Como correspondía a uno de los muchos periódicos que buscaban aumentar sus tiradas en lugar de informar con rigor y veracidad, la página trece estaba cubierta casi por completo por la fotografía en color de un edificio en ruinas. En primer plano, abajo a la derecha, unos camilleros transportaban un cuerpo. El edificio derruido todavía humeaba. Varios transeúntes vagaban de un lado a otro. Algunos con el rostro o las extremidades ensangrentadas. Pero lo que de verdad resultaba perturbador era el brazo que ocupaba el centro de la imagen. Un brazo solo, como si se le hubiera olvidado a alguien. No había ningún cuerpo cerca. A Max le costó apartar de él la vista y leer el titular: «Doce muertos por estallido de artefacto explosivo en el centro de Estocolmo».

—¿Es cosa de los terroristas de los que me hablas?

Nefilim asintió y Max comenzó a comprender su nerviosismo. Aquello no eran simples amenazas lanzadas mediante el correo electrónico. Tampoco se trataba de una carta misteriosa que llegaba al lugar más seguro de la Tierra. Estaban hablando de doce muertos en una ciudad a miles de kilómetros del lugar donde habían atentado el día anterior.

—Al parecer han colocado artefactos semejantes en todas las grandes ciudades del mundo. O al menos del mundo occidental. No han sido más específicos.

—¿Y tienes a Mei buscándolas? ¿Por eso habéis contactado con ella?

Nefilim negó.

—No vamos a buscarlas. Esta la accionaron en remoto y ya nos han advertido de que se trata de una menudencia. Una prueba de lo que son capaces de hacer si, según ellos mismos dicen, los decepcionamos.

—¿Y por qué demonios no vais a desactivar esas bombas?

—Porque las tienen vigiladas. Si tratamos de inutilizarlas, las harán estallar. Una a una. Por lo general no damos crédito a este tipo de amenazas, pero ya hay doce muertos confirmados en Estocolmo.

Max suspiró. Las cosas parecían realmente complicadas.

—Así que no me quieres para buscar las bombas a mí tampoco. Bien, ¿qué es lo que tengo que hacer?

—Desmantelar la organización.

Max puso los brazos en jarras. Desmantelar una organización terrorista con la infraestructura y el poder suficientes para inhabilitar la cámara acorazada secreta de uno de los bancos más importantes de Gran Bretaña al mismo tiempo que hacía explotar una bomba en Suecia.

—Claro que sí. Y sin Mei.
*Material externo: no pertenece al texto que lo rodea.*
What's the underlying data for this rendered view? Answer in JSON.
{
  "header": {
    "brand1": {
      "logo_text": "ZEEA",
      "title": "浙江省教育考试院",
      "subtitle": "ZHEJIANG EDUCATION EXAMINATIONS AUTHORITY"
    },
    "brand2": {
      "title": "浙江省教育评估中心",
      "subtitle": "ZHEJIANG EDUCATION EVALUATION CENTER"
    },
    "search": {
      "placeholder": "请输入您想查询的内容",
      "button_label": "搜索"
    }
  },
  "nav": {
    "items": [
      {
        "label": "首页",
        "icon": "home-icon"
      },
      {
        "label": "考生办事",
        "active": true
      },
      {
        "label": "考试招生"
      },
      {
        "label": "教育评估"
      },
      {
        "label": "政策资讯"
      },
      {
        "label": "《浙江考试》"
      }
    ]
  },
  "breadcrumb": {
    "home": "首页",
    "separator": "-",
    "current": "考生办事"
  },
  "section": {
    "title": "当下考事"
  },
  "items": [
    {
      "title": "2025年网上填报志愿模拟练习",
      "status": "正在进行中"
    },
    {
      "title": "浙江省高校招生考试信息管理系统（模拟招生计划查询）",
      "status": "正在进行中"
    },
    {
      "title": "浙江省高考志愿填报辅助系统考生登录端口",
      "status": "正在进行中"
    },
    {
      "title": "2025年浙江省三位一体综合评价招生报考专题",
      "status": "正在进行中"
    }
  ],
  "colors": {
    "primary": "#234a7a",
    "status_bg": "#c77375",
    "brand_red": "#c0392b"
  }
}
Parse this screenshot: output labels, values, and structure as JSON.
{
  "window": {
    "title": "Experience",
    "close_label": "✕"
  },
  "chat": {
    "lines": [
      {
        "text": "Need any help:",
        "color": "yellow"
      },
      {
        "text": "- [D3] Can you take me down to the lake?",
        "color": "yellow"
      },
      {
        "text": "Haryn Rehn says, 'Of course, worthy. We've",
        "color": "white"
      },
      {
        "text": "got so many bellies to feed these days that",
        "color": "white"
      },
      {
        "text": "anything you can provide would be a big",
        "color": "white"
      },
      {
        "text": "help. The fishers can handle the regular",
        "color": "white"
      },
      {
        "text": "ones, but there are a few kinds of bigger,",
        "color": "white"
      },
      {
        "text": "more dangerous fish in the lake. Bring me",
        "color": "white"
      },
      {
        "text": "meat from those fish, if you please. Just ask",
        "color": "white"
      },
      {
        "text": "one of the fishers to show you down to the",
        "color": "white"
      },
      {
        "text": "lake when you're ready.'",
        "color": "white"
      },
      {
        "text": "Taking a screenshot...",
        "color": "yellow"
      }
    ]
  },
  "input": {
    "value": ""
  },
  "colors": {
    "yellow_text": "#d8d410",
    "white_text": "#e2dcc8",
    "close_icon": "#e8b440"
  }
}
Es literalmente imposible que pueda hacer esta misión sin ella. Y lo sabes.

—Al contrario. Mei es experta en comunicaciones y en esta ocasión vas a tener que actuar sin apoyo tecnológico. No podemos fiarnos de nuestros teléfonos móviles, de nuestros ordenadores ni de nada que esté conectado a ningún tipo de red.

—Pero ella está con la SCLI ahora.

—Hubiera preferido no decirte esto, pero también hay un motivo de envergadura para eso.

—Pues estoy deseando oírlo.

La frase había sonado más arrogante de lo que Max quería, y estaba seguro de que Nefilim respondería en concordancia. En cambio, solo le dijo lo que parecía, una vez más, la verdad.

—A nosotros también nos han hackeado. Está inspeccionando nuestros equipos y nuestra red. Evalúa los daños y se asegura de que recuperemos la privacidad cuanto antes.

Parecía mentira, pero Nefilim continuaba sorprendiéndolo.

—De acuerdo. Nada de sistemas informáticos. Pero me darás algún hilo de donde tirar. Alguna pista que pueda seguir.

Capítulo 6

—Randall Grove.

Esa fue la respuesta de Nefilim. Solo dos palabras. Un nombre y un apellido que a Max no le decían nada.

—Tendrás que ser un poco más concreto, me temo.

—A nosotros también nos extrañó. Lo conocíamos, claro. Detectamos a las personas con su inteligencia y capacidades, pero dejamos de hacerle el seguimiento rutinario en 2008.

Max se imaginaba lo que estaba a punto de oír y no le hacía ninguna gracia.

—De muy pequeño dio muestras de una gran capacidad de aprendizaje. Las primeras pruebas de inteligencia determinaron que se trataba de un crío superdotado. De hecho, su cociente intelectual era mayor que el de Einstein. Era un crío creativo, aplicado, feliz.

—Imagino cómo os frotaríais las manos cuando lo descubristeis.